Non si è fatta attendere la risposta dell’Asl Bari in merito alla denuncia del sindacato FIMMG sulla mancata fornitura di dispositivi di protezione individuale ai medici di base.

“I dispositivi di protezione sono disponibili in tutta l’azienda e la fornitura ai medici di medicina generale e ai pediatri di libera scelta non è stata mai interrotta – spiega il direttore generale della ASL Bari, Antonio Sanguedolceanche in considerazione dell’importante ruolo dei medici di medicina generale nella fase attuale della pandemia, che vedrà nelle prossime settimane un forte coinvolgimento della medicina territoriale”.

“Ogni distretto si è organizzato nella distribuzione capillare dei DPI. Nella maggior parte dei comuni è stato individuato un referente dei medici di famiglia che ha provveduto a richiedere il quantitativo necessario e a rifornirsi – si legge nel comunicato -. Nel distretto dell’area metropolitana di Bari, visto il numero elevato di medici di base che supera le 500 unità, per facilitare le operazioni di consegna e ritiro dei DPI, è stato individuato al Di Venere un punto di raccolta dove i medici possono accedere nel rispetto delle norme anti covid per evitare attese e assembramenti”.

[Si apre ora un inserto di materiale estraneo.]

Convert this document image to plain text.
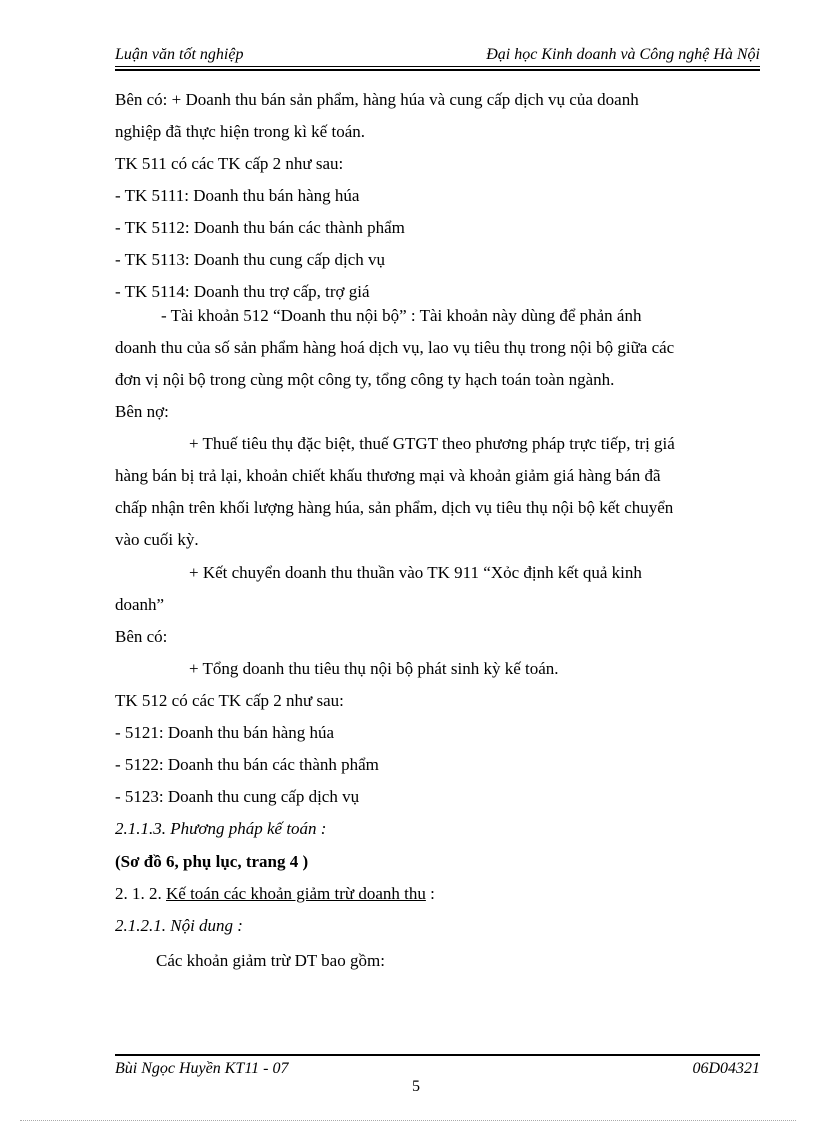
Luận văn tốt nghiệp	Đại học Kinh doanh và Công nghệ Hà Nội

Bên có: + Doanh thu bán sản phẩm, hàng húa và cung cấp dịch vụ của doanh

nghiệp đã thực hiện trong kì kế toán.

TK 511 có các TK cấp 2 như sau:

- TK 5111: Doanh thu bán hàng húa

- TK 5112: Doanh thu bán các thành phẩm

- TK 5113: Doanh thu cung cấp dịch vụ

- TK 5114: Doanh thu trợ cấp, trợ giá

- Tài khoản 512 “Doanh thu nội bộ” : Tài khoản này dùng để phản ánh

doanh thu của số sản phẩm hàng hoá dịch vụ, lao vụ tiêu thụ trong nội bộ giữa các

đơn vị nội bộ trong cùng một công ty, tổng công ty hạch toán toàn ngành.

Bên nợ:

+ Thuế tiêu thụ đặc biệt, thuế GTGT theo phương pháp trực tiếp, trị giá

hàng bán bị trả lại, khoản chiết khấu thương mại và khoản giảm giá hàng bán đã

chấp nhận trên khối lượng hàng húa, sản phẩm, dịch vụ tiêu thụ nội bộ kết chuyển

vào cuối kỳ.

+ Kết chuyển doanh thu thuần vào TK 911 “Xỏc định kết quả kinh

doanh”

Bên có:

+ Tổng doanh thu tiêu thụ nội bộ phát sinh kỳ kế toán.

TK 512 có các TK cấp 2 như sau:

- 5121: Doanh thu bán hàng húa

- 5122: Doanh thu bán các thành phẩm

- 5123: Doanh thu cung cấp dịch vụ

2.1.1.3. Phương pháp kế toán :

(Sơ đồ 6, phụ lục, trang 4 )

2. 1. 2. Kế toán các khoản giảm trừ doanh thu :

2.1.2.1. Nội dung :

Các khoản giảm trừ DT bao gồm:

Bùi Ngọc Huyền KT11 - 07	06D04321
5
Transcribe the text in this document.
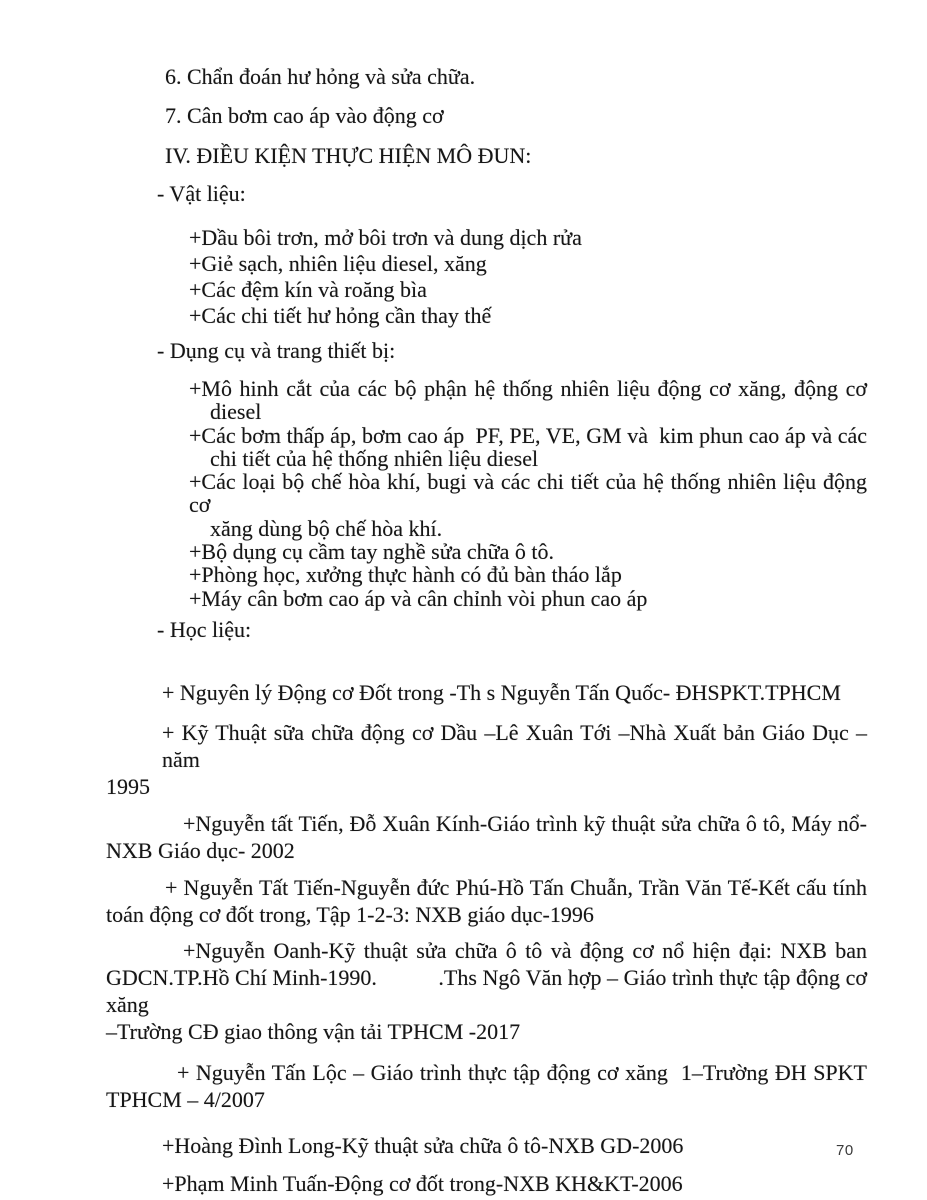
6. Chẩn đoán hư hỏng và sửa chữa.
7. Cân bơm cao áp vào động cơ
IV. ĐIỀU KIỆN THỰC HIỆN MÔ ĐUN:
- Vật liệu:
+Dầu bôi trơn, mở bôi trơn và dung dịch rửa
+Giẻ sạch, nhiên liệu diesel, xăng
+Các đệm kín và roăng bìa
+Các chi tiết hư hỏng cần thay thế
- Dụng cụ và trang thiết bị:
+Mô hinh cắt của các bộ phận hệ thống nhiên liệu động cơ xăng, động cơ
diesel
+Các bơm thấp áp, bơm cao áp  PF, PE, VE, GM và  kim phun cao áp và các
chi tiết của hệ thống nhiên liệu diesel
+Các loại bộ chế hòa khí, bugi và các chi tiết của hệ thống nhiên liệu động cơ
xăng dùng bộ chế hòa khí.
+Bộ dụng cụ cầm tay nghề sửa chữa ô tô.
+Phòng học, xưởng thực hành có đủ bàn tháo lắp
+Máy cân bơm cao áp và cân chỉnh vòi phun cao áp
- Học liệu:
+ Nguyên lý Động cơ Đốt trong -Th s Nguyễn Tấn Quốc- ĐHSPKT.TPHCM
+ Kỹ Thuật sữa chữa động cơ Dầu –Lê Xuân Tới –Nhà Xuất bản Giáo Dục – năm
1995
+Nguyễn tất Tiến, Đỗ Xuân Kính-Giáo trình kỹ thuật sửa chữa ô tô, Máy nổ-
NXB Giáo dục- 2002
+ Nguyễn Tất Tiến-Nguyễn đức Phú-Hồ Tấn Chuẫn, Trần Văn Tế-Kết cấu tính
toán động cơ đốt trong, Tập 1-2-3: NXB giáo dục-1996
+Nguyễn Oanh-Kỹ thuật sửa chữa ô tô và động cơ nổ hiện đại: NXB ban
GDCN.TP.Hồ Chí Minh-1990.           .Ths Ngô Văn hợp – Giáo trình thực tập động cơ xăng
–Trường CĐ giao thông vận tải TPHCM -2017
+ Nguyễn Tấn Lộc – Giáo trình thực tập động cơ xăng  1–Trường ĐH SPKT
TPHCM – 4/2007
+Hoàng Đình Long-Kỹ thuật sửa chữa ô tô-NXB GD-2006
+Phạm Minh Tuấn-Động cơ đốt trong-NXB KH&KT-2006
70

“Intanto la direzione generale aveva già dato incarico al coordinatore dei distretti per l’emergenza Covid, il dottor Enzo Gigantelli e al segretario della Fimmg Bari, dottor Nicola Calabrese, di stilare un protocollo aziendale per stabilire una distribuzione omogenea dei DPI in tutti i distretti che sarà oggetto di approvazione da parte del prossimo comitato permanente aziendale (CPA)”, conclude l’Asl Bari.